"You can be whoever you want,
really, whoever you have the capacity to be"
-eine MUD-Userin, von Turkle interviewt.
Im Netz ist man also, was man vorgibt, zu sein, die Persönlichkeit, als die man sich konstruiert, da die eigenen Worte - abgesehen von Indizien, wie der Login-Adresse, die in einzelnen Bereichen des IRC einen Anhaltspunkt zur Identifikation der RL-Person, die hinter dem Nicknamen steckt, einziger Anhaltspunkt für das Gegenüber sind, sich ein Bild von der jeweiligen Person zu machen.

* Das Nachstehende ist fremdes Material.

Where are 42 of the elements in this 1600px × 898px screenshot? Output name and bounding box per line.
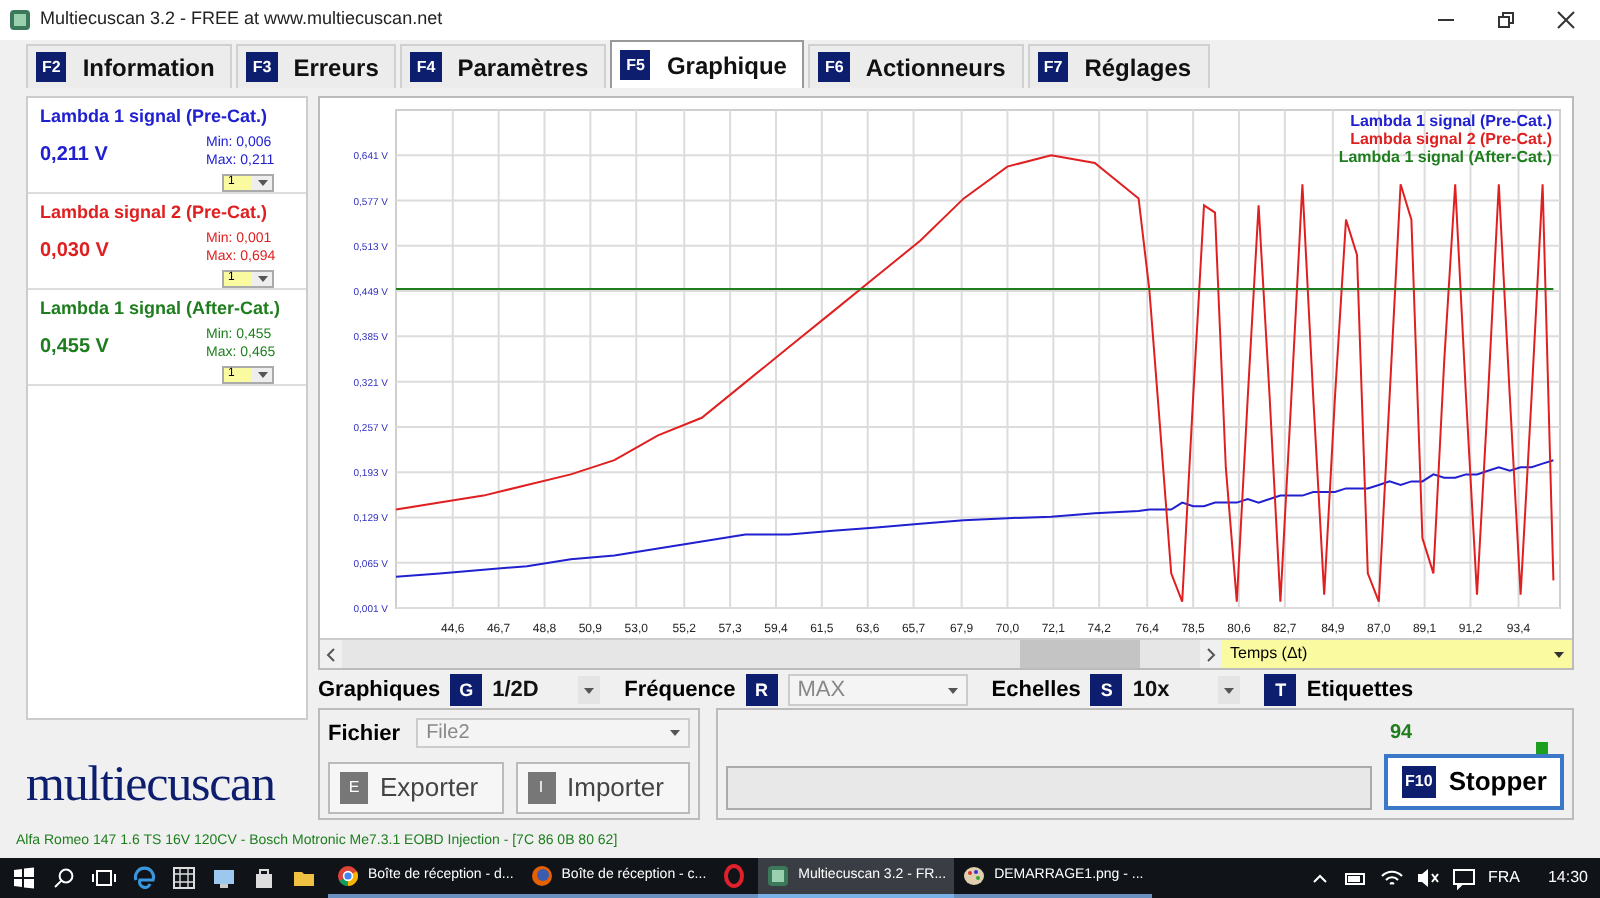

Die Online-Präsenz ist eine wesentlich andere als die RL-Präsenz: es fehlen Anhaltspunkte wie die optische Erscheinung, die Kleidung, Gestik und Mimik. So wird es, um in Kommunikation zu treten, sich selbst ein Gesicht zu verleihen, für den Nutzer notwendig, seine Persönlichkeit verbal auszudrücken, sich für andere wahrnehmbar zu gestalten, deutlich zu machen, und aus den Worten der anderen Nutzer deren Persönlichkeit zu erschließen. Inwiefern das, was dort in Worten als Persönlichkeit gezeichnet wird, der RL-Persönlichkeit entspricht, läßt sich im Netz selbst kaum ausmachen, sofern der Nutzer es schafft, in seiner gewählten Online-Persönlichkeit schlüssig zu erscheinen, sofern er sich also nicht massiv widerspricht .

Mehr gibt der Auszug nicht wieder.